The backing of a bigger brokerage also helps when it comes to liability and insurance issues. “Even though I have my broker’s license, I’m an associate broker and Douglas Elliman is the broker of reference on all our deals,” Cushing says. That means the Douglas Elliman legal team in New York could step in if needed.
The most common compensation structure among teams is a fixed commission split, employed at 38 percent of teams in the NAR survey. Another 22 percent used a graduated split.
Landry says her team is paid on a progressive split based on their production. “If they do any work outside of their own sales, like covering a home inspection, appraisal, or showing, then they’re paid on a per diem for those tasks,” she adds. “It enables some cash flow for them between sales. And then I’m only paying for something as I need it.”
She also employs a graphic designer on a per diem basis, and is now looking for someone with a real estate license — a must if they’re to open electronic lockboxes, she notes — who can handle some of the many operational duties inherent to the business, such as going to meet a photographer or home inspector at a property.
“A lot of team leaders are going to be a salaried position with a team member whose full-time job is doing showings, meeting appraisers, meeting the fire department for an inspection,” Landry says. “Those positions are starting to pop up on teams all around the country, and I’m looking to emulate it.”
Dolan is tight-lipped about Team Harborside’s compensation model. “I think how we do that is a little better than others, but it would give competitors too much insight,” he says. “We keep it so everybody has a vested interest in the client’s success.”

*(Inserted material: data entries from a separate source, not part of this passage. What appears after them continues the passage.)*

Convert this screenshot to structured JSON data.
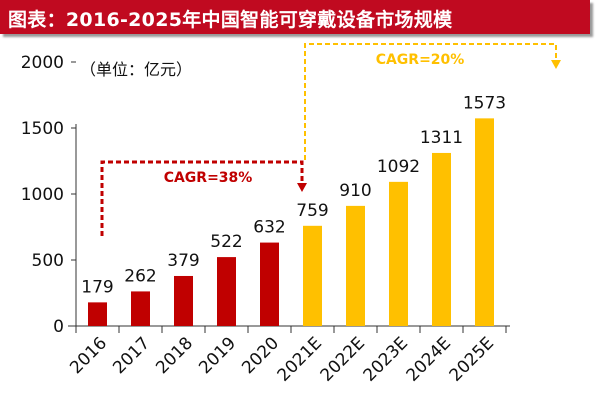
{
  "title": "图表：2016-2025年中国智能可穿戴设备市场规模",
  "chart_data": {
    "type": "bar",
    "title": "图表：2016-2025年中国智能可穿戴设备市场规模",
    "unit_label": "（单位：亿元）",
    "categories": [
      "2016",
      "2017",
      "2018",
      "2019",
      "2020",
      "2021E",
      "2022E",
      "2023E",
      "2024E",
      "2025E"
    ],
    "values": [
      179,
      262,
      379,
      522,
      632,
      759,
      910,
      1092,
      1311,
      1573
    ],
    "ylim": [
      0,
      2000
    ],
    "yticks": [
      0,
      500,
      1000,
      1500,
      2000
    ],
    "grid": false,
    "colors": {
      "actual": "#C00000",
      "forecast": "#FFC000",
      "title_bg": "#C00A20"
    },
    "annotations": [
      {
        "text": "CAGR=38%",
        "from": "2016",
        "to": "2020",
        "color": "#C00000"
      },
      {
        "text": "CAGR=20%",
        "from": "2020",
        "to": "2025E",
        "color": "#FFC000"
      }
    ]
  }
}
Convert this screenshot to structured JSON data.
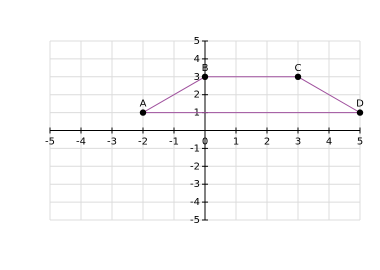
{
  "chart_data": {
    "type": "polygon",
    "x": [
      -2,
      0,
      3,
      5
    ],
    "values": [
      1,
      3,
      3,
      1
    ],
    "point_labels": [
      "A",
      "B",
      "C",
      "D"
    ],
    "color": "#a0529e",
    "point_color": "#000000",
    "xlim": [
      -5,
      5
    ],
    "ylim": [
      -5,
      5
    ],
    "xticks": [
      -5,
      -4,
      -3,
      -2,
      -1,
      0,
      1,
      2,
      3,
      4,
      5
    ],
    "yticks": [
      -5,
      -4,
      -3,
      -2,
      -1,
      1,
      2,
      3,
      4,
      5
    ],
    "grid": true
  }
}
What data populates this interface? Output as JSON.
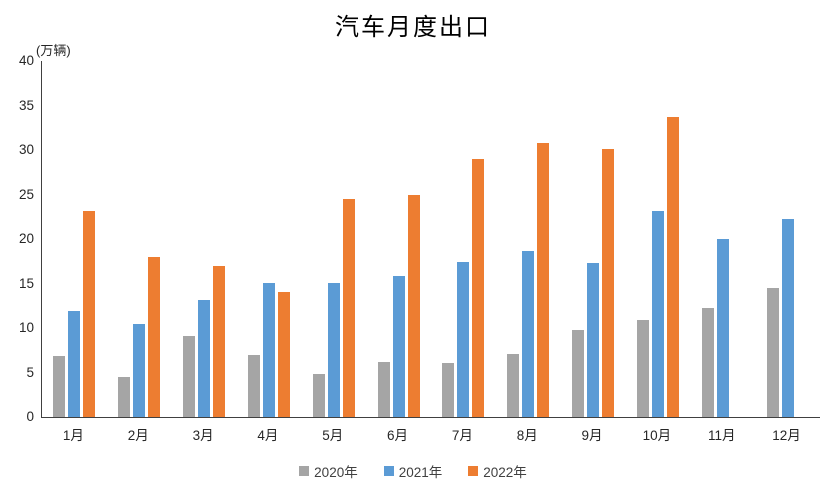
{
  "chart_data": {
    "type": "bar",
    "title": "汽车月度出口",
    "unit_label": "(万辆)",
    "categories": [
      "1月",
      "2月",
      "3月",
      "4月",
      "5月",
      "6月",
      "7月",
      "8月",
      "9月",
      "10月",
      "11月",
      "12月"
    ],
    "series": [
      {
        "name": "2020年",
        "color": "#A5A5A5",
        "values": [
          6.8,
          4.5,
          9.1,
          7.0,
          4.8,
          6.2,
          6.1,
          7.1,
          9.8,
          10.9,
          12.2,
          14.5
        ]
      },
      {
        "name": "2021年",
        "color": "#5B9BD5",
        "values": [
          11.9,
          10.5,
          13.2,
          15.1,
          15.1,
          15.8,
          17.4,
          18.7,
          17.3,
          23.1,
          20.0,
          22.3
        ]
      },
      {
        "name": "2022年",
        "color": "#ED7D31",
        "values": [
          23.1,
          18.0,
          17.0,
          14.1,
          24.5,
          24.9,
          29.0,
          30.8,
          30.1,
          33.7,
          null,
          null
        ]
      }
    ],
    "ylim": [
      0,
      40
    ],
    "yticks": [
      0,
      5,
      10,
      15,
      20,
      25,
      30,
      35,
      40
    ],
    "grid": false,
    "legend_position": "bottom",
    "background": "#FFFFFF"
  }
}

At Live in Luxury, Cushing and Cutter are 50/50 partners, and their junior members — two work part-time, one full-time — sign a contractor agreement annually. “It’s flexible, because we have a lot of different scenarios,” Cushing says. When junior associates are involved in a deal, “sometimes we partner with them 50/50 or just hand it off to them if it’s their own lead and they procured a client from a personal reference,” she adds. “Then there’s a different split and everyone knows that ahead of time.”
Building a winning team
Each agent we spoke to emphasized that finding true “teammates” was the most important part of building a successful real estate team.
Landry was an independent agent with RE/MAX Destiny in Cambridge for nearly three decades before hiring her first team member three years ago. Her first hire wasn’t a top-producing agent — in fact, she was brand new to the business. “But I took her under my wing,” Landry says. “She’d been a long time friend and worked for me 30 years ago in retail, I knew she had a great work ethic and she was coachable.” Integrity and kindness are the two traits she expects from her team members, she adds.
Seeking recommendations from other colleagues, Landry slowly added more agents who were interested in being mentored; some worked out, and some didn’t. Landry says there’s truth to the old “hire slow, fire fast” saying. “You have to be very diligent in the type of people you hire, they need to be a reflection of you and the way you do business,” she says.
Dolan says being part of a team has been so beneficial, his only regret is not joining or forming one sooner. “The advantage of being able to have a marketing person and that’s their lane, their specialty—this is what they think about, how to better market homes and expand the office — if that’s their sole purpose, they can do a great job,” he says.
Still, Dolan notes that teams aren’t for everyone. “I’ve seen people try to team up, and if there’s no trust and people have dissimilar work ethics, it’s just not going to work,” he says.
Unlocking the value a team can provide hinges entirely on finding the right people, he adds. “You’re trying to make one plus one equal three or four. If one plus one equals two, you’re not really a good team.”